Reading through many quotes about visiting Horn & Hardart, there runs a common theme in the comments of comfort and wonder. It is widely considered to be the first fast food restaurant, paving the way we now eat and live. The first store opened in Philadelphia in 1912 by two men from different backgrounds–Joe Horn and Frank Hardart. They had both fallen in love with the coffee of New Orleans, which was brewed rather than boiled, and when the first restaurant opened the coffee drew immediate praise as the best in town.
With drive, quality standards and their growing popularity more stores opened. Enter the third man, name unknown, who sold them the product that would change history. A Swiss invention produced in Germany known as “waiter-less restaurant.” The salesman had drawings, plans and knowledge of the concept working in Europe. They fell for the machine immediately and ordered one from Germany.

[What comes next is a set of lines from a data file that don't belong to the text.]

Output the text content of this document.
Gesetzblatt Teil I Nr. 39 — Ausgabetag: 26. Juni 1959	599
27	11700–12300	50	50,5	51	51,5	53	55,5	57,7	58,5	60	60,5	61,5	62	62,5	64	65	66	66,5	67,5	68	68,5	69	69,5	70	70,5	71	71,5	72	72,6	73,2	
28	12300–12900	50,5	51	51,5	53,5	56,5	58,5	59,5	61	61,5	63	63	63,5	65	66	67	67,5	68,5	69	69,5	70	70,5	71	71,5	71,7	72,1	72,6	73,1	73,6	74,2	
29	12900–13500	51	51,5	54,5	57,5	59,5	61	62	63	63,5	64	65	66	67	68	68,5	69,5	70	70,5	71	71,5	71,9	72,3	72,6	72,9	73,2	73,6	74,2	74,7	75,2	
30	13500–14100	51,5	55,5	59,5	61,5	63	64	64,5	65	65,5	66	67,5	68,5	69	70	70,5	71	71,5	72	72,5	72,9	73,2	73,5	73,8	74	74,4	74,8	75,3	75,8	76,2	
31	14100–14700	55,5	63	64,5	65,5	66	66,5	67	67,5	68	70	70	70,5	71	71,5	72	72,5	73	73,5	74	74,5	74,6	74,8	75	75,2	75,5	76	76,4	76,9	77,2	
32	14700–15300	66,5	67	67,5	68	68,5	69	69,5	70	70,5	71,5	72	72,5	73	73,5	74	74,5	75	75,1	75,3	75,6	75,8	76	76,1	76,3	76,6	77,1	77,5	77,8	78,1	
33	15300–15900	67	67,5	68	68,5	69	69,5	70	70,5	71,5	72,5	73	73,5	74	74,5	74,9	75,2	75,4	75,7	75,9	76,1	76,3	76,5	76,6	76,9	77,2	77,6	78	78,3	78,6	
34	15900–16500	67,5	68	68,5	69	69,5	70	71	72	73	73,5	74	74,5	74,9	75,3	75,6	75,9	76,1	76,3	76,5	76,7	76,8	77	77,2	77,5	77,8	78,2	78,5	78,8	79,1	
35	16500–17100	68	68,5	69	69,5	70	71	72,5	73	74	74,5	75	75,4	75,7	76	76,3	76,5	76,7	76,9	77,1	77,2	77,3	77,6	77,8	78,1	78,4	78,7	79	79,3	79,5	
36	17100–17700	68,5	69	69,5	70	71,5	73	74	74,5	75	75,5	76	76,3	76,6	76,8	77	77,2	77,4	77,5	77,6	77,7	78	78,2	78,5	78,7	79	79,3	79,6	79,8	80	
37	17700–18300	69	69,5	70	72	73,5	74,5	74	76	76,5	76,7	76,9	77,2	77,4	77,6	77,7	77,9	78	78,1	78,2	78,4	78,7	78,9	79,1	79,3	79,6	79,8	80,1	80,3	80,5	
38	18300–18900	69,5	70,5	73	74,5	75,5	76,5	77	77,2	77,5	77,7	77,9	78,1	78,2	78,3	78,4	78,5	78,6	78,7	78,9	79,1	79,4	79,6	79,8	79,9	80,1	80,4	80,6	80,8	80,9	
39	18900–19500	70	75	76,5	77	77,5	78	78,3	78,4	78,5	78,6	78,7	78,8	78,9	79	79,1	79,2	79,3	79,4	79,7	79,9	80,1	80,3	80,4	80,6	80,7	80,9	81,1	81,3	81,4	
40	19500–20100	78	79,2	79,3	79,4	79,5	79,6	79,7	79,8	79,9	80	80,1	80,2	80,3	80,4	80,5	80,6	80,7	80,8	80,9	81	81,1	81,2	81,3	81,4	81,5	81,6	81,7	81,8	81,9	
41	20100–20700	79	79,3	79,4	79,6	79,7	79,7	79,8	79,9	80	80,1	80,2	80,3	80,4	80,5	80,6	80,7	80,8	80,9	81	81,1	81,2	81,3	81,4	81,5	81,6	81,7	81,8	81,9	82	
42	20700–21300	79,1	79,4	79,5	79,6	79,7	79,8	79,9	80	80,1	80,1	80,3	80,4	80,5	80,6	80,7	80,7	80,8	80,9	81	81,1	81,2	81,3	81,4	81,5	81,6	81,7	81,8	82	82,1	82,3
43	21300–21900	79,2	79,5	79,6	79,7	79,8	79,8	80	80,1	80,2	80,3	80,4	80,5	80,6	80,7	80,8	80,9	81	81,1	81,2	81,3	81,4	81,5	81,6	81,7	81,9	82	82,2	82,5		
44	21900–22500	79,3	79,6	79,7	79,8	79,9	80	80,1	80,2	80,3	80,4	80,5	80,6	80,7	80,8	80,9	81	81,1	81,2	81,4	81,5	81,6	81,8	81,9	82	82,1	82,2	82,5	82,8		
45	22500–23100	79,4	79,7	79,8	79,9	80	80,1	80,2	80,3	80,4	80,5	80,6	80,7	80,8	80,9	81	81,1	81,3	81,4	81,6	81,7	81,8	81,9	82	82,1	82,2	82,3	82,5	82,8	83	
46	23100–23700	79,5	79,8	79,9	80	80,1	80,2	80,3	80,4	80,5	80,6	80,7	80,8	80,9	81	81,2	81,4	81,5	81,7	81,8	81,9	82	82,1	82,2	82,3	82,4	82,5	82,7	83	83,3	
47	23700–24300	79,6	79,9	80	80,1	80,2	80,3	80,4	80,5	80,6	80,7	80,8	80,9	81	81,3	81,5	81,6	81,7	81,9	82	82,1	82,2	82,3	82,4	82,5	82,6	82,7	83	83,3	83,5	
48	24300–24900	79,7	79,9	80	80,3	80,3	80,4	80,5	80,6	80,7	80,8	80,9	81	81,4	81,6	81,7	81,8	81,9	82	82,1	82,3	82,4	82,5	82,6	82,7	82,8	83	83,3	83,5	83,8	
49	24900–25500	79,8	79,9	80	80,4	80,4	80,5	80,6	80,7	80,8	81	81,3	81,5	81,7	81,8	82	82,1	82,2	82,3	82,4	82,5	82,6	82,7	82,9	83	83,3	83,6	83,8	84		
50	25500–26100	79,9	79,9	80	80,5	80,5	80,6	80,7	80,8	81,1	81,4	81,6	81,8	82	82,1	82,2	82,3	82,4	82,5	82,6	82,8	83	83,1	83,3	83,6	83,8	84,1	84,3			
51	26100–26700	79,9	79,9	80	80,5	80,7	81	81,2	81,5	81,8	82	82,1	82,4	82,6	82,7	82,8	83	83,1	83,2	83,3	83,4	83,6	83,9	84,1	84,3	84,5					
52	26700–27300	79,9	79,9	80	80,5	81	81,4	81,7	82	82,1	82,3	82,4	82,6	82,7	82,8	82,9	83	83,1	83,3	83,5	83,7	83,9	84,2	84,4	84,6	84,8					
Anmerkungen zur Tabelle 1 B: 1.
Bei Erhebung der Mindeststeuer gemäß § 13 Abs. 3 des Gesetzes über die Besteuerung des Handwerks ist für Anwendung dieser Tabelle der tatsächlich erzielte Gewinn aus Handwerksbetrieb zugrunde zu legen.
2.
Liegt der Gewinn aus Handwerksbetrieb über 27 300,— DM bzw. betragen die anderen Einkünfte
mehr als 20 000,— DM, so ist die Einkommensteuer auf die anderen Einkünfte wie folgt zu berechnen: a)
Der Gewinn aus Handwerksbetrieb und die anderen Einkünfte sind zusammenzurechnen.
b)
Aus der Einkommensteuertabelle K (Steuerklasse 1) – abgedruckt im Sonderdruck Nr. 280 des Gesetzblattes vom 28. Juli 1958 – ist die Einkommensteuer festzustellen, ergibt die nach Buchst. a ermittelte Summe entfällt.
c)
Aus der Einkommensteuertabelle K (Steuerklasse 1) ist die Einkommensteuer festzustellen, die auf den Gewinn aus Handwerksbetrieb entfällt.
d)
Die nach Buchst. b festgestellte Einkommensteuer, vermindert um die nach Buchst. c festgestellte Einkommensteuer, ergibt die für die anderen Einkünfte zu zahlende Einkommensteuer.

The design of these restaurants is impressive–most of the staff being contained behind the food compartments–which keeps the dining and the busy kitchen separate. The idea was that the staff would keep the windows refreshed with food and the customer would pick what they wanted, drop in their nickel and find a seat. One of the significant features of the Automat is that people could eat how much, or how little, they wanted – creating a dining experience designed for people from every walk of life.
They soon took the concept to New York where the idea took off. In it’s heyday from 1920-1950, it’s estimated that the chain fed 800,000 people a day. Beyond the automatic concept was the design of the spaces. The first New York store had a stained glass window thirty feet wide and two stories high. The food may have cost a nickel, but the spaces were carefully designed and opulent. The famous coffee was served from Italian Dolphin spigots, and the restaurants didn’t feel cheap.
It is hard for me to think that this is the beginning of American fast food, where the focus on the experience of dining has died. Even at the time, some people were critical of the chain–thinking that it would ruin the art of dining. Despite what people thought of the chain, the Automat thrived and made its way into the fabric of the culture.
Hopper named his famous painting “Automat,” showing a woman staring into her cup of coffee alone. If people worried about the style, the food–unlike the fast food of today–was made to exact standards and wanted to resemble the food you would make at home.
Horn & Hardart was an empire, and a star in popular culture. The book puts 1950 as the tipping point of it’s popularity, “In 1950, if you were to ask New Yorkers and Philadelphians to make a list of things they held sacred, close to the top of that list would be Horn & Hardart’s five-cent cup of coffee.”
Despite inflation all around, when they inevitably raised their prices, their sales plummeted. It was not only that, after the war people were different and there was a mass exit from urban to suburban living. They managed to limp along, but at a cost. They no longer used real cream or quality ingredients and through modernization the locations got new facades–losing their original deco charms, and the experience of eating in them.
This seems like not only a story of this chain, but a story of this country. The last store to close did not resemble the original concept in any way. We talk in our office all the time about how details matter, and here is a case study of changing the details in such a way that what people loved about the Automat was lost. The popularity of the Automat was not that it was cheap–it held our imagination because it was focused on quality, details & experiences. I think you could make the argument that what drew people may have been the five-cent coffee, but what kept them coming back was the details of design.